2.Modification du plafonnement des tarifs applicables aux hébergements non classés (cf. article 124 de la LFi pour 2021)

La loi de finances rectificative pour 2017 a introduit la taxation proportionnelle des hébergements sans classement ou en attente de classement, à l’exception des hébergements de plein air, à compter du 1er janvier 2019. Depuis lors, les personnes qui séjournent dans ces établissements ne sont plus soumises au paiement d’un tarif fixe choisi conformément au barème fixé par le législateur mais sont tenues de régler une taxe de séjour calculée selon le taux adopté par la collectivité (compris entre 1 % et 5 %) appliqué au coût par personne de la nuitée.
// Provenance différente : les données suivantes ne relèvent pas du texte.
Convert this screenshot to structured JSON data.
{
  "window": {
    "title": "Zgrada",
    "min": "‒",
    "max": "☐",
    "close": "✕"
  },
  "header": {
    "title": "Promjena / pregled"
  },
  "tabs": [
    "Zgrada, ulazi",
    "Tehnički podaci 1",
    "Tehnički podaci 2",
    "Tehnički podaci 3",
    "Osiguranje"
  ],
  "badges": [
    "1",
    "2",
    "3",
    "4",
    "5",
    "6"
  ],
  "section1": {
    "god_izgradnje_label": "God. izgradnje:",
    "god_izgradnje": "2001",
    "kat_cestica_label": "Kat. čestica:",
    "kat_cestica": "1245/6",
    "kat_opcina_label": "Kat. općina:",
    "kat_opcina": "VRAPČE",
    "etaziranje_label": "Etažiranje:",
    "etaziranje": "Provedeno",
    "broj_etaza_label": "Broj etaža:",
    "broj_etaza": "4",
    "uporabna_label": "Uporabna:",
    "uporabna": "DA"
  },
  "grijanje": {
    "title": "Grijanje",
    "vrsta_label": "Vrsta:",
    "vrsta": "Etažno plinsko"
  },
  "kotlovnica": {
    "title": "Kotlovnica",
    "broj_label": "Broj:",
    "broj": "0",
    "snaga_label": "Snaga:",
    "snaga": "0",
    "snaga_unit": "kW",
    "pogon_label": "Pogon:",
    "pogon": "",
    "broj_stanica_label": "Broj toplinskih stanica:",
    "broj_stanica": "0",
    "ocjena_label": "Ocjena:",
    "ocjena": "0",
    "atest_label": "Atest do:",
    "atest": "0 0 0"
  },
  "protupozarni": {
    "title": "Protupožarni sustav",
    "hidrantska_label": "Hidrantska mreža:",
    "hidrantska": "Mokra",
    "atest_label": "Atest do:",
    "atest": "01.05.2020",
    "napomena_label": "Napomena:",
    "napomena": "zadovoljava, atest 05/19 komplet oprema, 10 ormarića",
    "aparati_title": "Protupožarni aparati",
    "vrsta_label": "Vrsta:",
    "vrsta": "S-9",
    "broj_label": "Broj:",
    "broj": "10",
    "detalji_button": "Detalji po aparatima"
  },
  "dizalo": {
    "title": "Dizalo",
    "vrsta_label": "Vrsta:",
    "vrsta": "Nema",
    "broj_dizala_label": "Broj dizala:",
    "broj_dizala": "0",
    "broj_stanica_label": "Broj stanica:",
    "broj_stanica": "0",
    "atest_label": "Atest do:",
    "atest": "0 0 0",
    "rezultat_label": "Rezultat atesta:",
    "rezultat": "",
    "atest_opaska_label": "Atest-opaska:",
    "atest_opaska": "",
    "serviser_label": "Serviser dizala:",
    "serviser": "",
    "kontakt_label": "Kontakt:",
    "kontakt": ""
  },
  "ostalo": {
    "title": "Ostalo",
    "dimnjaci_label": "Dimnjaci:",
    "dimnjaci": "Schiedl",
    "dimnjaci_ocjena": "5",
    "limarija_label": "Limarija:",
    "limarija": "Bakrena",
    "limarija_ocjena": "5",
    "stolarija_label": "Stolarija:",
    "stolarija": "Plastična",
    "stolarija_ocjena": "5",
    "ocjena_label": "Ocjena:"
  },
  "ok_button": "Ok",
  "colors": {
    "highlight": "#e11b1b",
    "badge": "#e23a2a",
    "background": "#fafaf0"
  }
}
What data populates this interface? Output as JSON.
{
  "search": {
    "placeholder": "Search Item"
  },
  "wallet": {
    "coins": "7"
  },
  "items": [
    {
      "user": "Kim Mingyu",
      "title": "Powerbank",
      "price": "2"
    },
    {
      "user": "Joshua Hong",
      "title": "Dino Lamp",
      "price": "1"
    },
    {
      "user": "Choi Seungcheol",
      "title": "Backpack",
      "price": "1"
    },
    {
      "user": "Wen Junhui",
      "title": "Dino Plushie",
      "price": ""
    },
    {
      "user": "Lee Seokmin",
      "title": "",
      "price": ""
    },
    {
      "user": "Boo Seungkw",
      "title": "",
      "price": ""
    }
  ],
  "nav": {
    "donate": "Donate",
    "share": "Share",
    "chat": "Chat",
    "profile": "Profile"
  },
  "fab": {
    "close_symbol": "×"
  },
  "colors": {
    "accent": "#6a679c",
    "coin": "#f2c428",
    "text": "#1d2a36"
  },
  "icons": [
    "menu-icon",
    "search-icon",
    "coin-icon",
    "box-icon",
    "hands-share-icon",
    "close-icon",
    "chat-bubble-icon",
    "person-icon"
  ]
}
Jusqu’alors le tarif obtenu était plafonné au plus bas des deux tarifs entre le tarif le plus élevé adopté par la collectivité et le tarif plafond applicable aux hôtels de tourisme 4 étoiles.

Dorénavant, les hébergements non classés ou en attente de classement seront taxés dans la limite du tarif le plus élevé adopté par la collectivité. Cette mesure entre en vigueur dès le 1er janvier 2021 et ne requiert aucune nouvelle délibération des collectivités.

3.Modification de l’abattement maximum de la taxe de séjour forfaitaire. (cf. article 122 de la LFi pour 2021)

Lorsqu’une assemblée délibérante choisit d’appliquer le régime forfaitaire pour certains hébergements touristiques, elle peut adopter un abattement facultatif applicable au nombre d’unités de capacité d’accueil de l’établissement en fonction de la durée de la période d’ouverture. Jusqu’alors, cet abattement était compris entre 10 % et 50 %. Dorénavant, il pourra atteindre 80%.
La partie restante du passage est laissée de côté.